Restrict the number of nodes used by an Azure Machine Learning pipeine


I have written a pipeline that I want to run on a remote compute cluster within Azure Machine Learning. My aim is to process a large amount of historical data, and to do this I will need to run the pipeline on a large number of input parameter combinations.

Is there a way to restrict the number of nodes that the pipeline uses on the cluster? By default it will use all the nodes available to the cluster, and I would like to restrict it so that it only uses a pre-defined maximum. This allows me to leave the rest of the cluster free for other users.

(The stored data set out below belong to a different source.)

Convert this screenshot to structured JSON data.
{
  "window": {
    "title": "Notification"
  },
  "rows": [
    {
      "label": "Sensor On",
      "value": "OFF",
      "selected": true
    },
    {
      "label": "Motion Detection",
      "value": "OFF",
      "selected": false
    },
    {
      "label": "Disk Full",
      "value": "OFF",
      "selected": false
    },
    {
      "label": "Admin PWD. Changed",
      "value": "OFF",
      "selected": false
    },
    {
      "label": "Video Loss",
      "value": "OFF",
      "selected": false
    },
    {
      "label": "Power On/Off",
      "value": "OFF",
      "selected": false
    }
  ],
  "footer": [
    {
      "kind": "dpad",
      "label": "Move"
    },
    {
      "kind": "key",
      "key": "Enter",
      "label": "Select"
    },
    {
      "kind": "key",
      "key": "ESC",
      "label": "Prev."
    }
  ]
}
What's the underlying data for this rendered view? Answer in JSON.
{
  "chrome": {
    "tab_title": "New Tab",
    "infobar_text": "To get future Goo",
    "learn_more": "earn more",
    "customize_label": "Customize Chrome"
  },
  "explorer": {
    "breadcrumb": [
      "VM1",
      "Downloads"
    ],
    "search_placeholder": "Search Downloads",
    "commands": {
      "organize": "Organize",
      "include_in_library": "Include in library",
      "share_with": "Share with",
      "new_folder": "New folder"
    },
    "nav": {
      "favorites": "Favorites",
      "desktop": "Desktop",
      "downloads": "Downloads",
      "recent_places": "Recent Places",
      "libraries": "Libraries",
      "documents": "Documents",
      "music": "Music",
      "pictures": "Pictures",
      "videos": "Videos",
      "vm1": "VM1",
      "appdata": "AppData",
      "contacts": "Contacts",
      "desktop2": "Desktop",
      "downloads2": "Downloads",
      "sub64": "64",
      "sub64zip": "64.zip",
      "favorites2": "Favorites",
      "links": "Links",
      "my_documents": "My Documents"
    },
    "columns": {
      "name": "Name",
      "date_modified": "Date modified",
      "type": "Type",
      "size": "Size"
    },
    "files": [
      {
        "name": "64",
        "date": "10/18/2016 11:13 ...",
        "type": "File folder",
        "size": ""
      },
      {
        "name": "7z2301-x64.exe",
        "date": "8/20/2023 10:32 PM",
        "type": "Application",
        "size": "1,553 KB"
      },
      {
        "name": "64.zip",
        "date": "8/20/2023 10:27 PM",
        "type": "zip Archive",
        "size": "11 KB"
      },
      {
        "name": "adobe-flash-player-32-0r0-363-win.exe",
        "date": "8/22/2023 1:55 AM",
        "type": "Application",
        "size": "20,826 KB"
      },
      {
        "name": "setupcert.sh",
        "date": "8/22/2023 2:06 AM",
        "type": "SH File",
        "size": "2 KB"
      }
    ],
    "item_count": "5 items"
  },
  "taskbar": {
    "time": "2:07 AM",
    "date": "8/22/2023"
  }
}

My current code to start the pipeline looks like this:

# Setup the pipeline
steps = [data_import_step] # Contains PythonScriptStep
pipeline = Pipeline(workspace=ws, steps=steps)
pipeline.validate()

# Big long list of historical dates that I want to process data for
dts = pd.date_range('2019-01-01', '2020-01-01', freq='6H', closed='left')
# Submit the pipeline job
for dt in dts:
    pipeline_run = Experiment(ws, 'my-pipeline-run').submit(
        pipeline,
        pipeline_parameters={
            'import_datetime': dt.strftime('%Y-%m-%dT%H:00'),
        }
    )

Solution

  • For me, the killer feature of Azure ML is not having to worry about load balancing like this. Our team has a compute target with max_nodes=100 for every feature branch and we have Hyperdrive pipelines that result in 130 runs for each pipeline.

    We can submit multiple PipelineRuns back-to-back and the orchestrator does the heavy lifting of queuing, submitting, all the runs so that the PipelineRuns execute in the serial order I submitted them, and that the cluster is never overloaded. This works without issue for us 99% of the time.

    If what you're looking for is that you'd like the PipelineRuns to be executed in parallel, then you should check out ParallelRunStep.

    Another option is to isolate your computes. You can have up to 200 ComputeTargets per workspace. Two 50-node ComputeTargets cost the same as one 100-node ComputeTarget.

    On our team, we use pygit2 to have a ComputeTarget created for each feature branch, so that, as data scientists, we can be confident that we're not stepping on our coworkers' toes.